Dann gibt es einen Dongle für die 4. Betriebsart (Sowas wie die Euchner-Ident-Systeme bei VW und Co).

Erst mit diesem sind dann Funktionen bei offener Schutztür mit Zustimmtaster freigeschaltet.

Grüße

Marcel


----------



## stevenn (15 Februar 2016)

vielleicht als Ergänzung. Ich bin im Sondermaschinenbau und typische Betriebsarten sind Rüsten, Normalbetrieb und Sonderbetrieb (Zugang mit Zustimmtaster, SLS usw.).zwischen diesen Betriebsarten würde der SoftwareBetriebsartenwahlschalter schalten


----------



## Blockmove (15 Februar 2016)

stevenn schrieb:


> vielleicht als Ergänzung. Ich bin im Sondermaschinenbau und typische Betriebsarten sind Rüsten, Normalbetrieb und Sonderbetrieb (Zugang mit Zustimmtaster, SLS usw.).zwischen diesen Betriebsarten würde der SoftwareBetriebsartenwahlschalter schalten



Solange die Betriebsarten-Umschaltung nicht Bestandteil einer Sicherheitsfunktion ist, ist die Umschaltung per HMI problemlos.
Bei so Dingen wie SLS wird es aber schwierig.
Üblicherweise erfolgt dann die Anwahl der Sonderbetriebsart über das HMI und zur Freigabe wird dann ein Schlüsselschalter oder ein sicheres elektronisches System (Euchner, Pilz, usw.) genutzt.
Ich sehe es so:
Lässt es sich in der Sistema eingeben und rechnen -> kein Problem.
Lässt es nicht rechnen -> Finger weg.

Gruß
Dieter


----------



## Safety (15 Februar 2016)

Hallo, hier kannst Du dazu Informationen finden und es gibt einige C-Normen die einen PLr vorgeben.
http://www.bghm.de/fileadmin/user_u...mationsblaetter/073_FBHM-BetriebsartenWZM.pdf
http://publikationen.dguv.de/dguv/pdf/10002/rep_0713.pdf


----------



## stevenn (16 Februar 2016)

stevenn schrieb:


> vielleicht als Ergänzung. Ich bin im Sondermaschinenbau und typische Betriebsarten sind Rüsten, Normalbetrieb und Sonderbetrieb (Zugang mit Zustimmtaster, SLS usw.).zwischen diesen Betriebsarten würde der SoftwareBetriebsartenwahlschalter schalten


also C-Normen gibt es für meine Anlagen nicht.


----------



## stevenn (16 Februar 2016)

Safety schrieb:


> Hallo, hier kannst Du dazu Informationen finden und es gibt einige C-Normen die einen PLr vorgeben.
> http://www.bghm.de/fileadmin/user_u...mationsblaetter/073_FBHM-BetriebsartenWZM.pdf
> http://publikationen.dguv.de/dguv/pdf/10002/rep_0713.pdf


kenne ich schon, aber danke.
in dem rep 0713 steht: 
Der Wahlschalter kann durch andere Wahlmittel ersetzt werden,
z. B. eine Eingabeeinheit mit Zugriffscode, der die Nutzung
bestimmter Funktionen der Maschine auf bestimmte Perso-
nenkreise beschränkt. Dabei ist jedoch zu beachten, dass die
Anforderungen an die hierfür eingesetzten sicherheitsrelevanten
Stromkreise vergleichbar sicher sein müssen.

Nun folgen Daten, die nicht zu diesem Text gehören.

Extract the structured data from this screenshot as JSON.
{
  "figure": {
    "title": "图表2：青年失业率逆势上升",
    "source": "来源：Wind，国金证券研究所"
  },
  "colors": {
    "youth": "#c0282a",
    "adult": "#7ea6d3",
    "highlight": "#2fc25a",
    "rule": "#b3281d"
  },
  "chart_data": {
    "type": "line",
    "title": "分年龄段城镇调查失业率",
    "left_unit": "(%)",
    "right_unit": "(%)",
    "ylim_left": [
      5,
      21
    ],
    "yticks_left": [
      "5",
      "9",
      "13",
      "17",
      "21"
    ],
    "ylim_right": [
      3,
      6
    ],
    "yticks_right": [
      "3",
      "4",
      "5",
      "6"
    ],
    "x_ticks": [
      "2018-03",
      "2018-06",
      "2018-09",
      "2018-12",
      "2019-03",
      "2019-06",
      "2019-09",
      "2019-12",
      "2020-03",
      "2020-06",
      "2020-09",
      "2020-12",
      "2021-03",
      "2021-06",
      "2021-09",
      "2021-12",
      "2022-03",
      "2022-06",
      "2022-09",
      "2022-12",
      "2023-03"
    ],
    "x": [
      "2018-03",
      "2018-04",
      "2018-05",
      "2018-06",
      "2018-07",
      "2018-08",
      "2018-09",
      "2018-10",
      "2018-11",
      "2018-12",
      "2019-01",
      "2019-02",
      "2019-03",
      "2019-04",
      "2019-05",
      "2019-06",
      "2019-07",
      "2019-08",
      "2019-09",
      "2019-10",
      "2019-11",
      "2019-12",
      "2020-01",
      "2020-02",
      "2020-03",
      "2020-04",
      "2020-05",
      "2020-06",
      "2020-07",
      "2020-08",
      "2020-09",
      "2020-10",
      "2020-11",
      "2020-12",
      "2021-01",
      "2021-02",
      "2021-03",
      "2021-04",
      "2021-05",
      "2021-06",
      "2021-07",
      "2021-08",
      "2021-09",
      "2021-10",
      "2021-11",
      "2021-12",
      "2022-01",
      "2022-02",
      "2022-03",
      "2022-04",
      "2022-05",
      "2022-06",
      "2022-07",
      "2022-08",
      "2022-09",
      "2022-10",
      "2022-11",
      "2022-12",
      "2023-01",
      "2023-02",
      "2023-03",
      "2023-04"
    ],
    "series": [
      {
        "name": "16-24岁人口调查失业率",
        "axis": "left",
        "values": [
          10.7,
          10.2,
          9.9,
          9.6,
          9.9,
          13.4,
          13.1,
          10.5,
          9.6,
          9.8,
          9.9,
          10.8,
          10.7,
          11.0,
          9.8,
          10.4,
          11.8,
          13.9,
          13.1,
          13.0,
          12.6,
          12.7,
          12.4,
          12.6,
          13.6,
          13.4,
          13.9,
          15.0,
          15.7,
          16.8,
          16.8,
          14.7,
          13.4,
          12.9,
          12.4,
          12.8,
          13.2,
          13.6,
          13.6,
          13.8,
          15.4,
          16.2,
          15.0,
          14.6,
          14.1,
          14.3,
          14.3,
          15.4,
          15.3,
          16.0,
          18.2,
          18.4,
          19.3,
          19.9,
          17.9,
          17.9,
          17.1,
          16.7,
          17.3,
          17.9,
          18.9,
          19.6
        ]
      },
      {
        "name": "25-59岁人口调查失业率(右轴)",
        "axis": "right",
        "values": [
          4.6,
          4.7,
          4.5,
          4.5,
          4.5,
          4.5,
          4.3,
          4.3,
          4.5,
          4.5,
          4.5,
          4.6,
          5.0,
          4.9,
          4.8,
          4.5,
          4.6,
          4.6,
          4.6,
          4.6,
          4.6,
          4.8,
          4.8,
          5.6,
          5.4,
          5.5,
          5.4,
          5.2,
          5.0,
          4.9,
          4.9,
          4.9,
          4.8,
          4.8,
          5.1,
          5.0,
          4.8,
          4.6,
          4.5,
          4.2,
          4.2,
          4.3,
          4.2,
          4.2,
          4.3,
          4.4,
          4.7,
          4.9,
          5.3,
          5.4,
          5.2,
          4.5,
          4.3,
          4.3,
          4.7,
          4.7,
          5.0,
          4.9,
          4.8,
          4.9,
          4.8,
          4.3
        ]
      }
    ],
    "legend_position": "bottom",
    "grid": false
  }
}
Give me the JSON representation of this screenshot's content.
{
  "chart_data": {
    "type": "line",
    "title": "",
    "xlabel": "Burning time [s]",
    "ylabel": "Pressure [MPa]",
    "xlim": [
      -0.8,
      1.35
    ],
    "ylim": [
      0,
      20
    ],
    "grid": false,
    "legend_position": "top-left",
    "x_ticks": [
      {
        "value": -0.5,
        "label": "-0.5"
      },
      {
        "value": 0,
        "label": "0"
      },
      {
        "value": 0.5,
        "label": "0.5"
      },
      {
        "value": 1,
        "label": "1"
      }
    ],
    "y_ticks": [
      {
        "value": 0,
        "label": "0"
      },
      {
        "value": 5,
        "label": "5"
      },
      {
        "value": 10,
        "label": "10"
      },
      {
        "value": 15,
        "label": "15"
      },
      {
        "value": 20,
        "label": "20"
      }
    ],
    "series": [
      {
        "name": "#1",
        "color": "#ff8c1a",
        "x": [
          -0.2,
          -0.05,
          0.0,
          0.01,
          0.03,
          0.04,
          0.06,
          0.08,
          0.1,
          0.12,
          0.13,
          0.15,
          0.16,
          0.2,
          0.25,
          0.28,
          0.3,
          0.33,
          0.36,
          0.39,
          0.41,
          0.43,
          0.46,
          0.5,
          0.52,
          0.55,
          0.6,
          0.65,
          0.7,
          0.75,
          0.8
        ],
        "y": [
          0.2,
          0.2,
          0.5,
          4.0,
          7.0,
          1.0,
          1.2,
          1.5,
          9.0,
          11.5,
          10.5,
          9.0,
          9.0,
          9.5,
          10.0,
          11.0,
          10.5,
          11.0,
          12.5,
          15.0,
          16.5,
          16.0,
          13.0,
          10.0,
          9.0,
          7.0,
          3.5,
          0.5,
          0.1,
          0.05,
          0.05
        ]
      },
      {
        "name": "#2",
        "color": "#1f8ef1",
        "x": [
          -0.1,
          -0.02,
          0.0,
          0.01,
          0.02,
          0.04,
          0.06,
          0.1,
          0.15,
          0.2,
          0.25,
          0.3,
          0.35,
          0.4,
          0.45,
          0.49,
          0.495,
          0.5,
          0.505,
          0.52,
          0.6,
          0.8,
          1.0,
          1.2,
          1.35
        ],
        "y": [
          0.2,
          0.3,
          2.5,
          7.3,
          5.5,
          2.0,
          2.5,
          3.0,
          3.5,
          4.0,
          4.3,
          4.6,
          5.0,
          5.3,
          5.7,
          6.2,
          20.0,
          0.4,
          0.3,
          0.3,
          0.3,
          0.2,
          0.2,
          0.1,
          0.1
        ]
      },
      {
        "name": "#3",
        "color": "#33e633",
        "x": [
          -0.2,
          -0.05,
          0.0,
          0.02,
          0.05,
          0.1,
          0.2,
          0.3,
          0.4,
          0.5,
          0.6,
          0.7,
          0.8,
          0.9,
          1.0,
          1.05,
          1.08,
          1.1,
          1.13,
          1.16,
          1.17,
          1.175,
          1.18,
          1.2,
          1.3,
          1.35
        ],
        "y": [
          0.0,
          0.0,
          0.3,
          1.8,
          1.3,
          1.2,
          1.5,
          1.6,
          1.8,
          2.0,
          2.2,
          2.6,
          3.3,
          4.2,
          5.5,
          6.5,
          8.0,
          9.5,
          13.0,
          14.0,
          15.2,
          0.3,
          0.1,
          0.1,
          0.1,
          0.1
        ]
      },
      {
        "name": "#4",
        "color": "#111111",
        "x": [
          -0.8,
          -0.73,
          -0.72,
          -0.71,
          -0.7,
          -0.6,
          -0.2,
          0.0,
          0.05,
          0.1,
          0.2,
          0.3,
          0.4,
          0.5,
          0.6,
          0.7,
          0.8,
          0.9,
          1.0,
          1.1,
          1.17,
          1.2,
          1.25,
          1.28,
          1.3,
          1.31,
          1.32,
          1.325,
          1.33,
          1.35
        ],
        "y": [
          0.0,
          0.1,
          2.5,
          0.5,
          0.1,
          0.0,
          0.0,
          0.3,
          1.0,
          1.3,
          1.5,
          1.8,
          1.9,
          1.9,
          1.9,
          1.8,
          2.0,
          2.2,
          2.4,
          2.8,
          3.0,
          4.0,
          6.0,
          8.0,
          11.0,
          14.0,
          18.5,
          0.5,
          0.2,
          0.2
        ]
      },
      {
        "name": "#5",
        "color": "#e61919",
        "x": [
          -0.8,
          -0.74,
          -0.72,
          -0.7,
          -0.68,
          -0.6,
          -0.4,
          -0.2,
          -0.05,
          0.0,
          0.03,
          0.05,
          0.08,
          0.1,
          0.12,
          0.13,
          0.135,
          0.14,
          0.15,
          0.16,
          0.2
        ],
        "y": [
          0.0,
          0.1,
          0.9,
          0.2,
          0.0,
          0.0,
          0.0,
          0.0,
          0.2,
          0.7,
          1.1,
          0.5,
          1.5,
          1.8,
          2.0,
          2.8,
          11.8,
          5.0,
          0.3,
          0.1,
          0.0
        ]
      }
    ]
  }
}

Zur Erklärung meiner Maschinen. Also ich bin im Sondermaschinenbau und die verkauften Maschinen sind Einzelanfertigungen. sprich, beim Kunden gibt es dann nur z.B. nur 5 Bediener. Also nicht wie eine Fräsmaschine, die jeder einfach einschalten könnte. Bei unseren Maschinen braucht man schon ein Passwort um den PC (Steuerung) zu starten. 

Hinter der kommunikation zwischen Steuerung und Sicherheitssteuerung wäre natürlich ein bestimmter Ablauf vorgesehen. Bediener sagt über Steuerung "Rüsten", die Sicherheitssteuerung fragt den Bediener nochmal, ist "Rüsten" gewünscht und derjenige muss nochmal Bestätigen. Könntet ihr euch so einen Ablauf vorstellen?


----------



## Safety (16 Februar 2016)

Hallo,
Sondermaschinen schließen C-Normen nicht aus, aber Du kennst Dich ja bestens aus.
Und den Stand der Technik kennst Du ja auch, also dann entweder Anwenden oder eben nicht!


----------



## Blockmove (16 Februar 2016)

@StevennDas Verfahren ist nicht das Problem sondern der Nachweis der Sicherheit.
Alles was du nicht rechnen kannst, wird schwierig.
Stellt sich die Frage ob sich der Aufwand lohnt ...


Gruß
Dieter


----------



## stevenn (17 Februar 2016)

ich kann eure Einwände nachvollziehen. Nur stellt sich hier für mich die Frage, ob wir nun alles nach der 13849 oder vergleichbare Normen machen müssen.
Prinzipiell muss man ja keine Normen einhalten.Ich kann auch Sicherheitsfunktionen 3- oder 4-kanalig aufbauen, diese Sicherheit kann ich auch mit keiner Norm nachweisen. Mit dem gesunden Menschenverstand kann man aber sagen, das etwas was 3-kanalig aufgebaut wird, höchstwahrscheinlich noch sicherer ist als ein 2-kanaliger Aufbau. Unsere Sicherheitsnormen hören halt bei 2-kanaligkeit auf. wenn ich jetzt ein Verfahren entwickle, das nach gesundem Menschenverstand sicher ist ( ich aber mit keiner Norm vernünftig nachweisen kann), dann ist das doch ähnlich. 
Ich will doch keine Norm umgehen, ich kann nur z.B. die 13849-2 hier nicht anwenden.


----------



## Blockmove (17 Februar 2016)

Nochmals:Wie führst du den Nachweis der Sicherheit?
Du kannst natürlich einen Dienstleister wie z.B. den TÜV beauftragen und dir ein Gutachten beauftragen.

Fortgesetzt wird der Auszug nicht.